🤖 AI Summary
Current AI companions lack grounding in developmental psychology, limiting their capacity to provide attachment-based emotional support essential for children aged 3–8. To address deficiencies in developmentally appropriate affective architecture, balanced safety–engagement trade-offs, and attachment-oriented evaluation, this work introduces the first attachment-theory-driven multimodal companion robot framework for children.

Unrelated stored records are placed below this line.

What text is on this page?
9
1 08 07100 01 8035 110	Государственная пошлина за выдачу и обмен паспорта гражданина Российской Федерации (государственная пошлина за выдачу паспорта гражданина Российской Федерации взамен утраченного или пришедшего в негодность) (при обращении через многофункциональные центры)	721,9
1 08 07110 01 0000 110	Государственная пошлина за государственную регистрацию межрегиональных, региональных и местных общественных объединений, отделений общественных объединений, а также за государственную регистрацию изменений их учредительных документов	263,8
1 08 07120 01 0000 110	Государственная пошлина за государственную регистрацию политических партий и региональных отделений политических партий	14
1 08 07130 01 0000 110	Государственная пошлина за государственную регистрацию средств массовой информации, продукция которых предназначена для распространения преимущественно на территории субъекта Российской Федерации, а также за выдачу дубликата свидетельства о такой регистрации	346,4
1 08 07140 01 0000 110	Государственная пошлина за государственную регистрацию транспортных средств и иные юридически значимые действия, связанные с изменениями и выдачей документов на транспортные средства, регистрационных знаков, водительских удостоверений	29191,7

Our contributions include: (1) CARPO—a risk-calibrated preference optimization objective; (2) AttachSecure-Bench, a novel attachment-competence benchmark (Cohen’s κ = 0.81); and (3) a caregiver–child multimodal dataset comprising 125,000 annotated segments. The system integrates vision–speech–behavior perception, hierarchical memory modeling, and cognitive-uncertainty-weighted risk modeling. Experiments demonstrate a composite attachment-competence score of 57.15% (state-of-the-art), secure-base behavior accuracy of 72.99% (vs. human expert 78.4%), and risk identification accuracy of 69.73%, significantly outperforming GPT-4o and Claude-3.7-Sonnet.
📝 Abstract
Children's emotional development fundamentally relies on secure attachment relationships, yet current AI companions lack the theoretical foundation to provide developmentally appropriate emotional support. We introduce DinoCompanion, the first attachment-theory-grounded multimodal robot for emotionally responsive child-AI interaction. We address three critical challenges in child-AI systems: the absence of developmentally-informed AI architectures, the need to balance engagement with safety, and the lack of standardized evaluation frameworks for attachment-based capabilities. Our contributions include: (i) a multimodal dataset of 128 caregiver-child dyads containing 125,382 annotated clips with paired preference-risk labels, (ii) CARPO (Child-Aware Risk-calibrated Preference Optimization), a novel training objective that maximizes engagement while applying epistemic-uncertainty-weighted risk penalties, and (iii) AttachSecure-Bench, a comprehensive evaluation benchmark covering ten attachment-centric competencies with strong expert consensus (k{appa}=0.81). DinoCompanion achieves state-of-the-art performance (57.15%), outperforming GPT-4o (50.29%) and Claude-3.7-Sonnet (53.43%), with exceptional secure base behaviors (72.99%, approaching human expert levels of 78.4%) and superior attachment risk detection (69.73%). Ablations validate the critical importance of multimodal fusion, uncertainty-aware risk modeling, and hierarchical memory for coherent, emotionally attuned interactions.